Le 13 janvier, la Maison Blanche, encore sous administration Biden-Harris, a annoncé la mise en place d’une nouvelle législation visant à accroître le contrôle des États-Unis sur les exportations de ses technologies IA sous la justification qu’elles ne tombent pas dans de « mauvaises mains », mais aussi, de façon évidente, « pour renforcer la sécurité et la force économique des États-Unis », autrement dit son leadership mondial en matière de technologies IA
Concrètement, en matière de contrôle, Washington veut imposer de nouvelles autorisations pour les exportations et les transferts de puces informatiques avancées pour l’IA, dans une liste de pays élargie. Cette règle comporte une série d’exceptions pour les pays alliés, notamment quand il s’agit de volumes limités, par exemple pour répondre aux besoins des universités. Ainsi, environ 18 pays, dont la France, les Pays-Bas, le Royaume-Uni, la Suisse, le Japon ou encore la Corée du Sud seront exemptés. Quelque 120 autres pays, parmi lesquels Singapour, Israël, l’Arabie saoudite et les Émirats arabes unis, seront soumis à des plafonds. Les exportations seront en revanche bloquées vers les pays soumis à un embargo sur les armes, tels que la Russie, la Chine et l’Iran.
Par ailleurs, la nouvelle législation renforce les contrôles sur la diffusion des paramètres des modèles d’IA générative les plus perfectionnés. Enfin, les centres de données IA, qui contiennent les serveurs informatiques nécessaires pour faire fonctionner les modèles les plus innovants, devront respecter des conditions de sécurité renforcées pour avoir le droit d’importer des composants de pointe.
Ces nouvelles restrictions, qui n’entreront en vigueur que dans 120 jours pour laisser le temps à la nouvelle administration Trump d’y apporter d’éventuelles modifications, s’appliquent en premier lieu aux fabricants de processeurs graphiques avancés (GPU) utilisés pour alimenter les centres de données nécessaires à la formation des modèles d’IA et fabriqués en grande partie par les entreprises américaines Nvidia et Advanced Micro.

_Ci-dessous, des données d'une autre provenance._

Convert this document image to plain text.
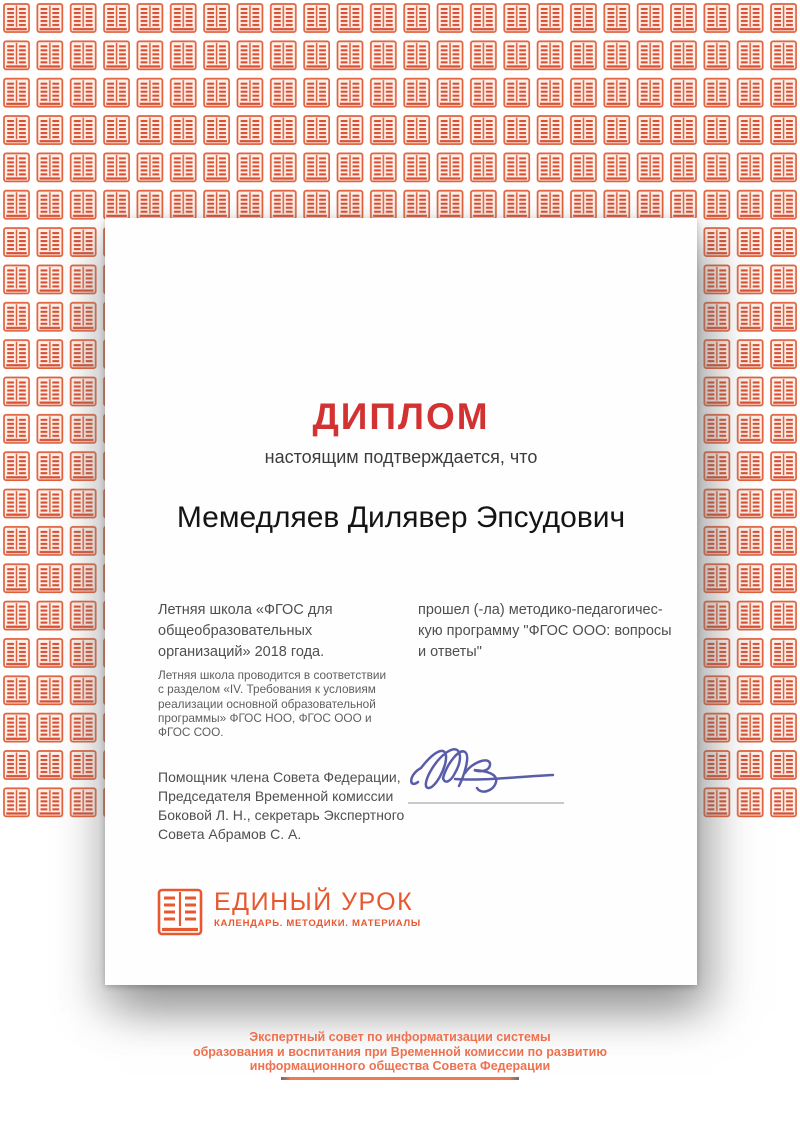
ДИПЛОМ
настоящим подтверждается, что
Мемедляев Дилявер Эпсудович
Летняя школа «ФГОС для
общеобразовательных
организаций» 2018 года.
Летняя школа проводится в соответствии
с разделом «IV. Требования к условиям
реализации основной образовательной
программы» ФГОС НОО, ФГОС ООО и
ФГОС СОО.
Помощник члена Совета Федерации,
Председателя Временной комиссии
Боковой Л. Н., секретарь Экспертного
Совета Абрамов С. А.
прошел (-ла) методико-педагогичес-
кую программу "ФГОС ООО: вопросы
и ответы"
ЕДИНЫЙ УРОК
КАЛЕНДАРЬ. МЕТОДИКИ. МАТЕРИАЛЫ
Экспертный совет по информатизации системы
образования и воспитания при Временной комиссии по развитию
информационного общества Совета Федерации
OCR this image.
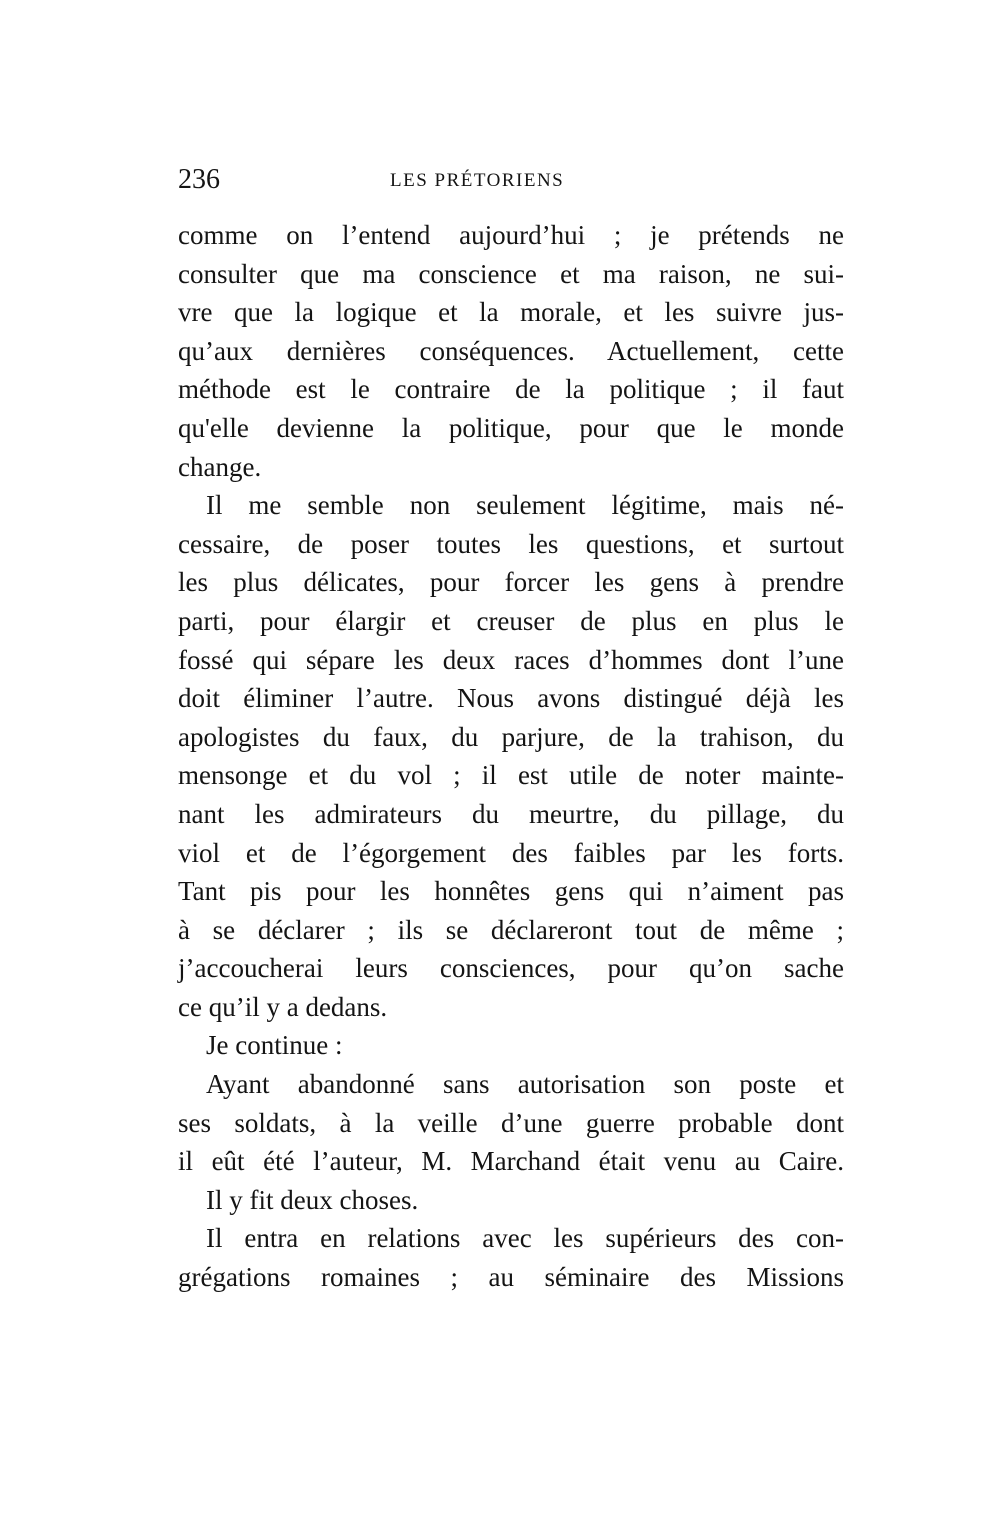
236	LES PRÉTORIENS
comme on l’entend aujourd’hui ; je prétends ne
consulter que ma conscience et ma raison, ne sui-
vre que la logique et la morale, et les suivre jus-
qu’aux dernières conséquences. Actuellement, cette
méthode est le contraire de la politique ; il faut
qu'elle devienne la politique, pour que le monde
change.
Il me semble non seulement légitime, mais né-
cessaire, de poser toutes les questions, et surtout
les plus délicates, pour forcer les gens à prendre
parti, pour élargir et creuser de plus en plus le
fossé qui sépare les deux races d’hommes dont l’une
doit éliminer l’autre. Nous avons distingué déjà les
apologistes du faux, du parjure, de la trahison, du
mensonge et du vol ; il est utile de noter mainte-
nant les admirateurs du meurtre, du pillage, du
viol et de l’égorgement des faibles par les forts.
Tant pis pour les honnêtes gens qui n’aiment pas
à se déclarer ; ils se déclareront tout de même ;
j’accoucherai leurs consciences, pour qu’on sache
ce qu’il y a dedans.
Je continue :
Ayant abandonné sans autorisation son poste et
ses soldats, à la veille d’une guerre probable dont
il eût été l’auteur, M. Marchand était venu au Caire.
Il y fit deux choses.
Il entra en relations avec les supérieurs des con-
grégations romaines ; au séminaire des Missions
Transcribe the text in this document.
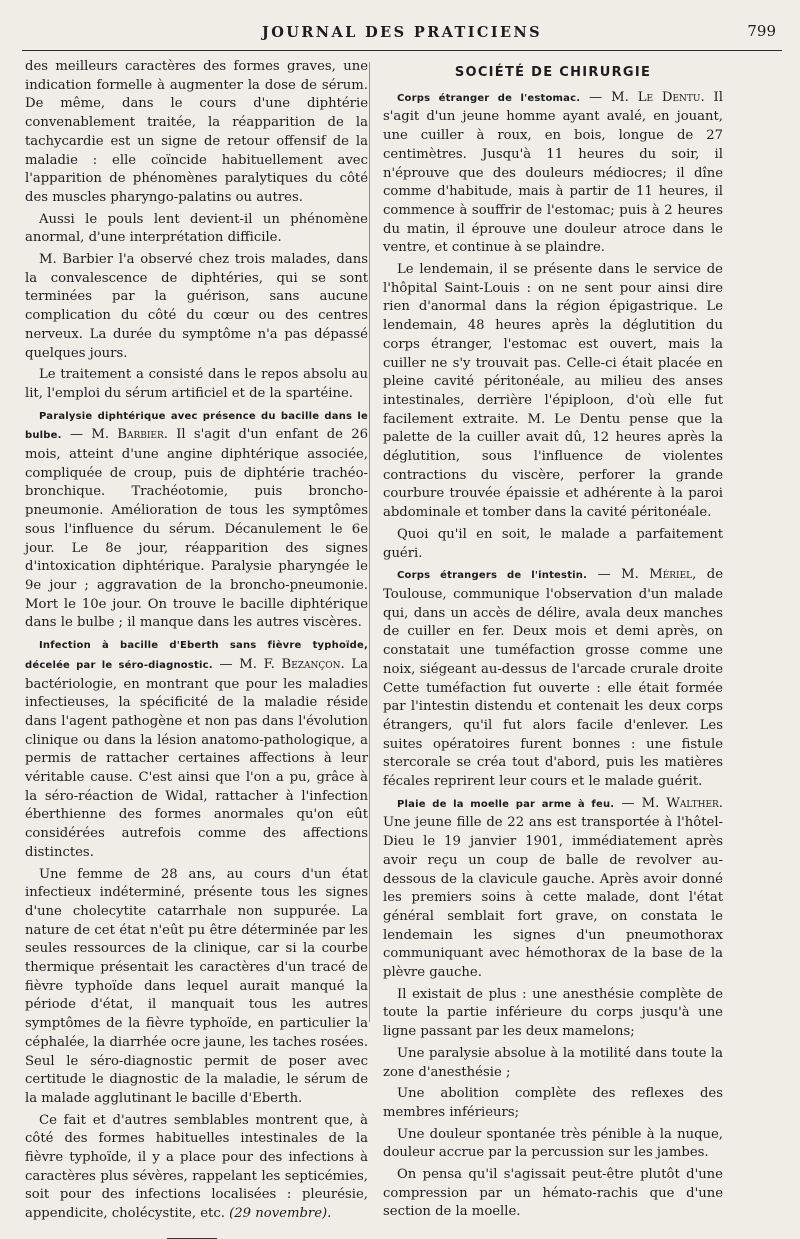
JOURNAL DES PRATICIENS	799

des meilleurs caractères des formes graves, une indication formelle à augmenter la dose de sérum. De même, dans le cours d'une diphtérie convenablement traitée, la réapparition de la tachycardie est un signe de retour offensif de la maladie : elle coïncide habituellement avec l'apparition de phénomènes paralytiques du côté des muscles pharyngo-palatins ou autres.

Aussi le pouls lent devient-il un phénomène anormal, d'une interprétation difficile.

M. Barbier l'a observé chez trois malades, dans la convalescence de diphtéries, qui se sont terminées par la guérison, sans aucune complication du côté du cœur ou des centres nerveux. La durée du symptôme n'a pas dépassé quelques jours.

Le traitement a consisté dans le repos absolu au lit, l'emploi du sérum artificiel et de la spartéine.

Paralysie diphtérique avec présence du bacille dans le bulbe. — M. Barbier. Il s'agit d'un enfant de 26 mois, atteint d'une angine diphtérique associée, compliquée de croup, puis de diphtérie trachéo-bronchique. Trachéotomie, puis broncho-pneumonie. Amélioration de tous les symptômes sous l'influence du sérum. Décanulement le 6e jour. Le 8e jour, réapparition des signes d'intoxication diphtérique. Paralysie pharyngée le 9e jour ; aggravation de la broncho-pneumonie. Mort le 10e jour. On trouve le bacille diphtérique dans le bulbe ; il manque dans les autres viscères.

Infection à bacille d'Eberth sans fièvre typhoïde, décelée par le séro-diagnostic. — M. F. Bezançon. La bactériologie, en montrant que pour les maladies infectieuses, la spécificité de la maladie réside dans l'agent pathogène et non pas dans l'évolution clinique ou dans la lésion anatomo-pathologique, a permis de rattacher certaines affections à leur véritable cause. C'est ainsi que l'on a pu, grâce à la séro-réaction de Widal, rattacher à l'infection éberthienne des formes anormales qu'on eût considérées autrefois comme des affections distinctes.

Une femme de 28 ans, au cours d'un état infectieux indéterminé, présente tous les signes d'une cholecytite catarrhale non suppurée. La nature de cet état n'eût pu être déterminée par les seules ressources de la clinique, car si la courbe thermique présentait les caractères d'un tracé de fièvre typhoïde dans lequel aurait manqué la période d'état, il manquait tous les autres symptômes de la fièvre typhoïde, en particulier la céphalée, la diarrhée ocre jaune, les taches rosées. Seul le séro-diagnostic permit de poser avec certitude le diagnostic de la maladie, le sérum de la malade agglutinant le bacille d'Eberth.

Ce fait et d'autres semblables montrent que, à côté des formes habituelles intestinales de la fièvre typhoïde, il y a place pour des infections à caractères plus sévères, rappelant les septicémies, soit pour des infections localisées : pleurésie, appendicite, cholécystite, etc. (29 novembre).

SOCIÉTÉ DE CHIRURGIE

Corps étranger de l'estomac. — M. Le Dentu. Il s'agit d'un jeune homme ayant avalé, en jouant, une cuiller à roux, en bois, longue de 27 centimètres. Jusqu'à 11 heures du soir, il n'éprouve que des douleurs médiocres; il dîne comme d'habitude, mais à partir de 11 heures, il commence à souffrir de l'estomac; puis à 2 heures du matin, il éprouve une douleur atroce dans le ventre, et continue à se plaindre.

Le lendemain, il se présente dans le service de l'hôpital Saint-Louis : on ne sent pour ainsi dire rien d'anormal dans la région épigastrique. Le lendemain, 48 heures après la déglutition du corps étranger, l'estomac est ouvert, mais la cuiller ne s'y trouvait pas. Celle-ci était placée en pleine cavité péritonéale, au milieu des anses intestinales, derrière l'épiploon, d'où elle fut facilement extraite. M. Le Dentu pense que la palette de la cuiller avait dû, 12 heures après la déglutition, sous l'influence de violentes contractions du viscère, perforer la grande courbure trouvée épaissie et adhérente à la paroi abdominale et tomber dans la cavité péritonéale.

Quoi qu'il en soit, le malade a parfaitement guéri.

Corps étrangers de l'intestin. — M. Mériel, de Toulouse, communique l'observation d'un malade qui, dans un accès de délire, avala deux manches de cuiller en fer. Deux mois et demi après, on constatait une tuméfaction grosse comme une noix, siégeant au-dessus de l'arcade crurale droite Cette tuméfaction fut ouverte : elle était formée par l'intestin distendu et contenait les deux corps étrangers, qu'il fut alors facile d'enlever. Les suites opératoires furent bonnes : une fistule stercorale se créa tout d'abord, puis les matières fécales reprirent leur cours et le malade guérit.

Plaie de la moelle par arme à feu. — M. Walther. Une jeune fille de 22 ans est transportée à l'hôtel-Dieu le 19 janvier 1901, immédiatement après avoir reçu un coup de balle de revolver au-dessous de la clavicule gauche. Après avoir donné les premiers soins à cette malade, dont l'état général semblait fort grave, on constata le lendemain les signes d'un pneumothorax communiquant avec hémothorax de la base de la plèvre gauche.

Il existait de plus : une anesthésie complète de toute la partie inférieure du corps jusqu'à une ligne passant par les deux mamelons;

Une paralysie absolue à la motilité dans toute la zone d'anesthésie ;

Une abolition complète des reflexes des membres inférieurs;

Une douleur spontanée très pénible à la nuque, douleur accrue par la percussion sur les jambes.

On pensa qu'il s'agissait peut-être plutôt d'une compression par un hémato-rachis que d'une section de la moelle.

Les acteurs qui investissent dans des centres de données, comme Microsoft, Google ou Amazon, devront pour leur part demander des autorisations pour construire des centres de données qui leur permettront d’exempter leurs projets des réglementations. Mais les conditions pour obtenir de telles autorisations seront strictement encadrées, avec des exigences en termes de sécurité, et devront partager rapports et historiques quant au respect des droits de l’homme.
Nvidia a été l’un des premiers fabricant de puces avancées à réagir dès le 13 janvier, dénonçant une réglementation de portée « trop large », qui risque de restreindre la diffusion d’« une technologie qui est déjà disponible dans les PC de jeu grand public et le matériel grand public ».